The single-threaded loop that serves 100,000 connections on one core is a specific answer to the C10k problem — "one thread per connection doesn't scale; one thread, many connections does" — built on a specific OS primitive: scalable readiness notification (epoll/kqueue/IOCP/io_uring), wrapped by cross-platform libraries like libuv (which adds a thread pool for the unavoidably-blocking bits). The pattern has two named forms: reactor (OS signals "ready," the app does the I/O — epoll, Nginx, Node) and proactor (OS signals "done," the OS did the I/O — IOCP, io_uring). The production shape is consistent — one event loop per core/process for concurrency, multiple processes for parallelism — and you see it in Nginx (worker-per-core loops), Redis (deliberately single-threaded command execution for lock-free atomicity), and Node (one loop, scale via cluster). The characteristic failure mode is the producer outrunning the consumer; every event pipeline therefore needs backpressure (propagate "slow down") or load shedding (drop deliberately), and defenses against event storms (throttle, debounce, bound concurrency). Scaling the instinct across services yields event-driven architecture — a system-design discipline (brokers, pub/sub, event sourcing, choreography) with network-scale concerns (delivery guarantees, ordering, idempotency) — which this paradigm cross-links to but does not own. Among paradigms, event-driven is the substrate: reactive adds stream composition and backpressure, actors add isolation and per-entity loops, dataflow adds explicit graph wiring — all variations on "react to things arriving."


Further Reading

  • Dan Kegel, The C10k Problem — the foundational write-up that named the scaling challenge and surveyed the I/O models.
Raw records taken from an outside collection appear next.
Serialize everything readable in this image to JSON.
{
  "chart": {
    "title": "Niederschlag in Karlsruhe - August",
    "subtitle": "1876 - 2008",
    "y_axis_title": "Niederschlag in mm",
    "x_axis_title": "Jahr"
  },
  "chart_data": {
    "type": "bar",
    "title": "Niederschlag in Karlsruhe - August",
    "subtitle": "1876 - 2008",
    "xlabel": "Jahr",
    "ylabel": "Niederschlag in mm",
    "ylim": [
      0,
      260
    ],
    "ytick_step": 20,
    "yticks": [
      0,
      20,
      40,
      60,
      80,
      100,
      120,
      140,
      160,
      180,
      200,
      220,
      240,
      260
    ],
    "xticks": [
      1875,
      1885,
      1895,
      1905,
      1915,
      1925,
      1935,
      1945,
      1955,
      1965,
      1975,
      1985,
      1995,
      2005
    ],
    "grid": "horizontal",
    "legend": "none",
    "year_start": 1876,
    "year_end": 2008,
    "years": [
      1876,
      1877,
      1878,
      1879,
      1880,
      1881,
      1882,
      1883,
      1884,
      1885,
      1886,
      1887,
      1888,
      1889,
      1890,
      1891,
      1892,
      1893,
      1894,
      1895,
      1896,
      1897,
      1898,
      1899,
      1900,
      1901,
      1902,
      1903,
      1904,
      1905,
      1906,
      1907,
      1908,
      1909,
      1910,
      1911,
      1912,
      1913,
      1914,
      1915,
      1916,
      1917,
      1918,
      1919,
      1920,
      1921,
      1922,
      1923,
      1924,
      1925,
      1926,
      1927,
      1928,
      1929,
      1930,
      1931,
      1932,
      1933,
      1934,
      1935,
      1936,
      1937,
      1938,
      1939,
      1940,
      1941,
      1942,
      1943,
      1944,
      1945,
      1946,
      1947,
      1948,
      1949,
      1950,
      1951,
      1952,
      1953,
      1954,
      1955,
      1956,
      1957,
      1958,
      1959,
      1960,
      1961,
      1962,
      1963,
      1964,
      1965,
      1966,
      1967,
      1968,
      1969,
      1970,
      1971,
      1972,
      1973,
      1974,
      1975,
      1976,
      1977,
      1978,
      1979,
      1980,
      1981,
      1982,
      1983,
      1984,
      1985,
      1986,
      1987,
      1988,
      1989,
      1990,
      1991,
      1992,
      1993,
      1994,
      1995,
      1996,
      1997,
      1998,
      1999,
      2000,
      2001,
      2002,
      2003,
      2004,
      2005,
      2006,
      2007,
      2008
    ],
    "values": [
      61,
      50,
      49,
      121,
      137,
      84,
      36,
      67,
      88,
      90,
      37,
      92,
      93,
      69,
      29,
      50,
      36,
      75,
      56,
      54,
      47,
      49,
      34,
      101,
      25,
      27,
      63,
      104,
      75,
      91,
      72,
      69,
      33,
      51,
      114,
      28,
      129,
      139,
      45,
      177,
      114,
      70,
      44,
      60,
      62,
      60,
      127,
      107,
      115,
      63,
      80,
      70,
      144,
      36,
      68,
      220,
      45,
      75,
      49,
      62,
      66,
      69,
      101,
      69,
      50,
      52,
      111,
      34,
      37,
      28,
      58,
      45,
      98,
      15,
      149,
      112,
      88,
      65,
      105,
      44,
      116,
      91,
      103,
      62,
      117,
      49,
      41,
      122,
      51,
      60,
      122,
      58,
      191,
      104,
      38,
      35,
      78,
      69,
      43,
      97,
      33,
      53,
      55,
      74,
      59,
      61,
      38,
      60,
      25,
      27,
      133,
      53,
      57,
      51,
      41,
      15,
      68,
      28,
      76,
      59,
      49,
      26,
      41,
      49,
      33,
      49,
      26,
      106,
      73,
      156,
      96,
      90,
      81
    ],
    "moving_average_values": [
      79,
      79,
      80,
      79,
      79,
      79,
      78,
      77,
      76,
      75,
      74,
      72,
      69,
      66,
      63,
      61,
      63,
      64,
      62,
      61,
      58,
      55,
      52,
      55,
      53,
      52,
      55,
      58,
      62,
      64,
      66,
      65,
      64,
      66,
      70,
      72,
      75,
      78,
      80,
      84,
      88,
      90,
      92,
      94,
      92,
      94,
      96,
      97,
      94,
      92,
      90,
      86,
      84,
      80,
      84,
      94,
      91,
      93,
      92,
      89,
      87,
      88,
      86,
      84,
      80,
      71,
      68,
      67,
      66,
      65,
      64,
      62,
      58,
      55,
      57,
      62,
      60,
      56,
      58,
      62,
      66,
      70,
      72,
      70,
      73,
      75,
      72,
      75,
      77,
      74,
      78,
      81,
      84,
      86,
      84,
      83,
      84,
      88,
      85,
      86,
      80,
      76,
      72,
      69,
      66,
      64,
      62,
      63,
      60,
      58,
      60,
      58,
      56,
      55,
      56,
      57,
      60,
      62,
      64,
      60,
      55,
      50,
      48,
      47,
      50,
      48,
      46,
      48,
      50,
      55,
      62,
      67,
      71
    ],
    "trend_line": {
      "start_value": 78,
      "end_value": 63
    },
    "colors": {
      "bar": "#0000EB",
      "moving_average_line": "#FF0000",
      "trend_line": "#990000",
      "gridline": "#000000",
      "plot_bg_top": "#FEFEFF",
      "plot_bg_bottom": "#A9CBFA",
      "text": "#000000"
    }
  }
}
  • Douglas Schmidt et al., Pattern-Oriented Software Architecture, Vol. 2 — the canonical descriptions of the Reactor and Proactor patterns.
  • The Architecture of Open Source Applications: Nginx (Andrew Alexeev) — how Nginx's worker + event-loop model actually works.
  • Redis docs, Redis is single-threaded? How can it be so fast? and the threading FAQ — the deliberate single-threaded design and its evolution.
  • Reactive Streams specification and the JVM Flow API — backpressure as a standardized protocol.
  • libuv design overview (docs.libuv.org) — the cross-platform loop, phases, and thread pool that power Node.